Quienes lo conocieron, además de leerlo y estudiarlo, saben que le era ajena todo tipo de nostalgia, esa triste pasión por la que sentía una repulsión natural, incluso al precio de coquetear con el progreso capitalista. Fue precisamente esa actitud, impelida por una curiosidad insaciable, la que hizo que se mantuviera particularmente atento a los jóvenes. Se enfrentaba a ellos como iguales, no por una humildad mal entendida (qué palabra tan fea), sino porque sabía que la relación entre «maestro»  y «discípulo» es siempre una relación mayéutica, en la que los papeles de quien enseña y de quien aprende constantemente se intercambian y se nutren el uno al otro. Es esa relación, jamás daba nada por sentado: como las grandes figuras de nuestra patrística operaísta (Mario, Romano y todos los demás [5]), te obligaba continuamente a pensar de manera autónoma, a no repetir lo ya sabido, a riesgo incluso de tirar del suelo bajo tus pies a cada paso. De modo que en aquel panegírico nietzscheano de la ausencia de memoria, no había una supresión del pasado, sino una continua reapertura revolucionaria de la historia.

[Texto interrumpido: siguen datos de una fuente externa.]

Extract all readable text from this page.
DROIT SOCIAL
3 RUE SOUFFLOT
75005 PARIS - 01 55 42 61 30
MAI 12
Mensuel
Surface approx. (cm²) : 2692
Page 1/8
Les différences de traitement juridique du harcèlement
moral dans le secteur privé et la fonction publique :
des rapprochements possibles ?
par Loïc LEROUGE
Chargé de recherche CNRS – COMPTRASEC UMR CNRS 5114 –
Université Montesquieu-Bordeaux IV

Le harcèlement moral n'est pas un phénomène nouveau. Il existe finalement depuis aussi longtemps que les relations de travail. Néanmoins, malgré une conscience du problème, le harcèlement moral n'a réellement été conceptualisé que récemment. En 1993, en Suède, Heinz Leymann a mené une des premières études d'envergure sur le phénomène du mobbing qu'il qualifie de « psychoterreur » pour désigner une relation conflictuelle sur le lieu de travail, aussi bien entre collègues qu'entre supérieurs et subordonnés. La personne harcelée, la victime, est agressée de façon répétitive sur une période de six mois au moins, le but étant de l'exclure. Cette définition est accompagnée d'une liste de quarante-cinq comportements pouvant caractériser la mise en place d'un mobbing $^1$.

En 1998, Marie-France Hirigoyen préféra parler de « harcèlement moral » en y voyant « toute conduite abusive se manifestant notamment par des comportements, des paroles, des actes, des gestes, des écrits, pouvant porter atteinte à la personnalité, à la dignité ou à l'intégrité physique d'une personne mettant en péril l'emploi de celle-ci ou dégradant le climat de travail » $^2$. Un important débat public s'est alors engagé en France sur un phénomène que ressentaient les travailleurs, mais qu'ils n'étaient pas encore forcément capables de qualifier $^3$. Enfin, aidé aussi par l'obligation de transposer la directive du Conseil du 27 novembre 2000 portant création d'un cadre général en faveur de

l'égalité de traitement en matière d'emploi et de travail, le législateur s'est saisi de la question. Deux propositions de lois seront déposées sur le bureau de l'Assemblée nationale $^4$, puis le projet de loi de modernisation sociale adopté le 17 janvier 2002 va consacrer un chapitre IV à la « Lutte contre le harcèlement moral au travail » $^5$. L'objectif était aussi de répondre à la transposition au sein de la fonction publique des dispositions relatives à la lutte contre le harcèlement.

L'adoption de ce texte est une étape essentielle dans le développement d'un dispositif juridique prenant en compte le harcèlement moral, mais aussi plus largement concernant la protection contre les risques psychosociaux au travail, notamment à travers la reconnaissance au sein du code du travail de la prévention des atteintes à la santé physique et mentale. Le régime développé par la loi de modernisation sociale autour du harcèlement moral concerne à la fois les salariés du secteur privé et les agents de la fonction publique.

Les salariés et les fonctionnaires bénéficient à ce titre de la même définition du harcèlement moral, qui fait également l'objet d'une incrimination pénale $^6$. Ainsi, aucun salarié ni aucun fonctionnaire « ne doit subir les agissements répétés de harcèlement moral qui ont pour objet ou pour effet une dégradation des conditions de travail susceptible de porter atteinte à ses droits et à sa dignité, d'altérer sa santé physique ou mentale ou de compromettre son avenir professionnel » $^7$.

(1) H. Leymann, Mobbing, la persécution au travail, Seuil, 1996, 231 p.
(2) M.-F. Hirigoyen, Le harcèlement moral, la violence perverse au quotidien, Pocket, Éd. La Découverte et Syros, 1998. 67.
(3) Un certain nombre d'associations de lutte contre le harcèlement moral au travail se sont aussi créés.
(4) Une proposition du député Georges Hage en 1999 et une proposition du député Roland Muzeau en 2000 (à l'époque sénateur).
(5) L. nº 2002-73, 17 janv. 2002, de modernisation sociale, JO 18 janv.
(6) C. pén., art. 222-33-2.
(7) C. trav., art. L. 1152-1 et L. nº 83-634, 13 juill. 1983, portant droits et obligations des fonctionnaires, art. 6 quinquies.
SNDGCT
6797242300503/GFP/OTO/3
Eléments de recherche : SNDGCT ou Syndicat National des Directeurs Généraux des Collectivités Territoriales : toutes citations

En fin, querido Toni. En esta época de gris mediocridad, en la que llevan la batuta los maestros malos, cuánto necesitamos una nueva generación de malos maestros. Esos que nos enseñan a buscar siempre el amanecer dentro del crepúsculo.


Notas

1 He traducido directamente del original en ruso. Véase, en español, Vladimir Mayakovsky, Poesía (trad. Mauro Armiño), Akal (Básica de Bolsillo), Madrid, 2012.
2 Véase, en español, Alexander Solzhenitsin, Lenin in Zurich (trad. Jorge Acevedo Martín), Barral, Barcelona, 1976.
3 Sobre Dalmaviva, véase «Mario Dalmaviva. Un operaista anomalo», Machina, 26 de octubre de 2022.
4 Anna Negri, Con un piede impigliato nella storia, Feltrinelli Editore, Milano, 2009.
5 Mario Tronti (1931-2023) y Romano Alquati (1935-2010).

Traducción: Rolando Prats

Publicado en Jacobin América Latina

Gigi Roggero, director editorial de DeriveApprodi, recuerda a Toni Negri como militante y pensador en unidad contradictoria e indisoluble.